Score: high simplicity, moderate accuracy, poor on everything else. This is not a useful operating schema. It is a cultural platitude wearing the costume of a model. A better schema might be: "Focused effort on high-leverage activities, in a domain where your skills match the opportunity, with feedback loops that allow course correction, leads to disproportionate outcomes." That schema is more complex, but it is also more accurate, more predictive, more falsifiable, and more fruitful. The additional complexity earns its keep.
Why this matters for your cognitive infrastructure
You are making decisions every day based on schemas you have never evaluated. Some of those schemas are excellent — battle-tested, predictive, refined over years. Some are junk — absorbed uncritically, never tested, running on emotional resonance alone. You cannot tell the difference without criteria.

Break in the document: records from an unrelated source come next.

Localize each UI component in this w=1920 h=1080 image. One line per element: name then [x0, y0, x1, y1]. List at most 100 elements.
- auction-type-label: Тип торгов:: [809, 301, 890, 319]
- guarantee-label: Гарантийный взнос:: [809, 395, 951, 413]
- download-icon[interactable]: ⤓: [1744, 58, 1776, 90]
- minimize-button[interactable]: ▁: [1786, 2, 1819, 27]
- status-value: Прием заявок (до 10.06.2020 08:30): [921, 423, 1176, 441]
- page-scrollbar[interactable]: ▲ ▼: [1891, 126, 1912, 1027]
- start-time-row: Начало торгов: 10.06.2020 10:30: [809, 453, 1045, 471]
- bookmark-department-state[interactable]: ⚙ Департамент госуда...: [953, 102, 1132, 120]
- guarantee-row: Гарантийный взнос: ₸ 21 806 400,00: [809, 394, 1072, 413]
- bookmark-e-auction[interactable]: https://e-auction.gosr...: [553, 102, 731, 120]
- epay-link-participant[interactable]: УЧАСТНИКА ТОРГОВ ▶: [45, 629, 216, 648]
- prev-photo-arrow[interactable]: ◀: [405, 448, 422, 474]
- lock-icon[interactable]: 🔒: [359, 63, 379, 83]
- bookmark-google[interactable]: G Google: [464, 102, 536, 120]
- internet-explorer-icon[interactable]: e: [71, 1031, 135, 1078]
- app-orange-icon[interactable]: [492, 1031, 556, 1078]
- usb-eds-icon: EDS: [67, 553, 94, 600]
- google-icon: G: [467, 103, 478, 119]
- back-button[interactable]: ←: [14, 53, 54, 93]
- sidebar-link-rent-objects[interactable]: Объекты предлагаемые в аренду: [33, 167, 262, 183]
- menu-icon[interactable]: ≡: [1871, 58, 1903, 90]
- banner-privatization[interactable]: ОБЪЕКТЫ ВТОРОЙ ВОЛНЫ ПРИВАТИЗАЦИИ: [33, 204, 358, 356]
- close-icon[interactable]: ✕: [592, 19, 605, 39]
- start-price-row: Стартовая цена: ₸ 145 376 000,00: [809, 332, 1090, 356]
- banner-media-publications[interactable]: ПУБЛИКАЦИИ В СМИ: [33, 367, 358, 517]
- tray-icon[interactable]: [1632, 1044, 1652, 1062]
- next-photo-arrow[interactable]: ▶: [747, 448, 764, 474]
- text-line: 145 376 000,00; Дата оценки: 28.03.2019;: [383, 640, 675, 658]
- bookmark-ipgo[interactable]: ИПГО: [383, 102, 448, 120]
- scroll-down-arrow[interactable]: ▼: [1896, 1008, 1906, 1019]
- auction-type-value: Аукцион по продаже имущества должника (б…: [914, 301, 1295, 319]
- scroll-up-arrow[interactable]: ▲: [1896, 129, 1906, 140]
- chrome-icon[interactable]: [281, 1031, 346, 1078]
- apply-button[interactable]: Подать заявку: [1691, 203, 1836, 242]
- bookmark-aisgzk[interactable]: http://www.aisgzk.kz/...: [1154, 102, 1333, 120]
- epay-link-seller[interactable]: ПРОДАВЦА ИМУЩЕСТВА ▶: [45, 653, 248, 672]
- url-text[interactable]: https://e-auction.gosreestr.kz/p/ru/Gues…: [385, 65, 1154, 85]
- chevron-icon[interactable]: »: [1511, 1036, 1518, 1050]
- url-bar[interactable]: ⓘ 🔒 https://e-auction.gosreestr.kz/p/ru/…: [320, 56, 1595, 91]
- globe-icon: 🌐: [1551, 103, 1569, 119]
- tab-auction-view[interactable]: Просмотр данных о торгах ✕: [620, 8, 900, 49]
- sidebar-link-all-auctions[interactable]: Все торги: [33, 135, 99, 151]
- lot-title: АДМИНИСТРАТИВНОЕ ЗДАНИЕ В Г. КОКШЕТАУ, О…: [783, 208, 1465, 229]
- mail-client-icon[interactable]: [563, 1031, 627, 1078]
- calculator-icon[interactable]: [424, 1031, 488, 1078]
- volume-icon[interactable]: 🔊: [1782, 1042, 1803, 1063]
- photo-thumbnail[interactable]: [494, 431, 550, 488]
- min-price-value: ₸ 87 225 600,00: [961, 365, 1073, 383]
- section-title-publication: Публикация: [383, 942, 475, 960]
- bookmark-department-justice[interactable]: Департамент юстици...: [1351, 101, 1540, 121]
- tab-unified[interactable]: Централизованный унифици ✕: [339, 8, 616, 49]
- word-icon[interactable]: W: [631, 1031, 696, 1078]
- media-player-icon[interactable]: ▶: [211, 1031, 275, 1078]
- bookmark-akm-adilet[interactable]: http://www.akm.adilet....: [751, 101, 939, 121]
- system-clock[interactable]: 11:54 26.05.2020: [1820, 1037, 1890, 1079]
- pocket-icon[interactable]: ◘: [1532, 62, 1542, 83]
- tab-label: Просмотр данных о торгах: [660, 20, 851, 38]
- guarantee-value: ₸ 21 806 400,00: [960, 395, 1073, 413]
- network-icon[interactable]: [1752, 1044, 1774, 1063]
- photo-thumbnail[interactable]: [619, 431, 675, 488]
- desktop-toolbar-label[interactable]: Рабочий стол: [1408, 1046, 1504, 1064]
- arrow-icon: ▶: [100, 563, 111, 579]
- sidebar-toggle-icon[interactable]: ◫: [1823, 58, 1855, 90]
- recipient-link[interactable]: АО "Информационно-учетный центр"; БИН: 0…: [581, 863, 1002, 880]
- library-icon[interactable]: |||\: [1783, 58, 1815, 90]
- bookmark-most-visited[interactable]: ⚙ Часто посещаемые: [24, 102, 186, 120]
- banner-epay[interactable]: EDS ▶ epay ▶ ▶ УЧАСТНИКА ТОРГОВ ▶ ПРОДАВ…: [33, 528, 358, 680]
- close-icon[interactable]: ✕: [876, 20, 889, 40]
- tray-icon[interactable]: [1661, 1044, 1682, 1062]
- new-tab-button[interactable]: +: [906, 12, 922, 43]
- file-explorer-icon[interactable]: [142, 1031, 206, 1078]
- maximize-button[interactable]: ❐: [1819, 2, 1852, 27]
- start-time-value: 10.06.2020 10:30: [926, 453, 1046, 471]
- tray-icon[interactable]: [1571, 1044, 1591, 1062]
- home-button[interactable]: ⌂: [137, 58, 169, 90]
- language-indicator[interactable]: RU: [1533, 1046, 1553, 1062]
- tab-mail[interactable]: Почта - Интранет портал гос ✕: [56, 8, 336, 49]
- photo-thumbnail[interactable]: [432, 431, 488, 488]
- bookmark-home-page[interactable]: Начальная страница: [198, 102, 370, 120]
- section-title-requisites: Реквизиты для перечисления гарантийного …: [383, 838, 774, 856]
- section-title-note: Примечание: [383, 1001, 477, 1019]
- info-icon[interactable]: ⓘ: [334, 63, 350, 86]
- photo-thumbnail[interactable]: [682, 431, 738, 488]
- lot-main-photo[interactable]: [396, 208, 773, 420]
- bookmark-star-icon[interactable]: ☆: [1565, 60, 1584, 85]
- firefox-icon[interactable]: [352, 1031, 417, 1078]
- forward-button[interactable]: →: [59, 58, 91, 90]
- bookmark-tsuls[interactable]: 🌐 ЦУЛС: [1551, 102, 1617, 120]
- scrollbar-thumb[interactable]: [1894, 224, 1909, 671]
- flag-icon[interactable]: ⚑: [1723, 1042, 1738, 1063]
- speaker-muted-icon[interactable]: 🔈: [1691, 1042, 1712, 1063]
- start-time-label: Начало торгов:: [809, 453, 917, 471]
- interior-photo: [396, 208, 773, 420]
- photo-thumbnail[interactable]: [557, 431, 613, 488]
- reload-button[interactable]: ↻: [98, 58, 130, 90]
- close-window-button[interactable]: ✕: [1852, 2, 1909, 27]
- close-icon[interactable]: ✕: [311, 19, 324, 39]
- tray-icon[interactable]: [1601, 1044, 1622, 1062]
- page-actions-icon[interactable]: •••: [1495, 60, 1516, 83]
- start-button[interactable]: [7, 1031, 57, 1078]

The six criteria give you a standard. Not a perfect one — reasonable people can weight the criteria differently. But a standard that is vastly better than the default, which is no standard at all beyond "it feels true" and "I've always thought this."
L-0322 asked you to notice how you form schemas. This lesson gives you the tools to evaluate what you've formed. The next lesson — L-0324, Schema inventory — asks you to apply these criteria systematically: to catalog your most important schemas, rate them on these dimensions, and identify which ones are running your decisions with no empirical support. The scorecard you build becomes the foundation for deliberate schema maintenance — upgrading, replacing, or retiring the models that no longer serve clear thinking.
You have quality criteria now. Use them on the schemas that matter most.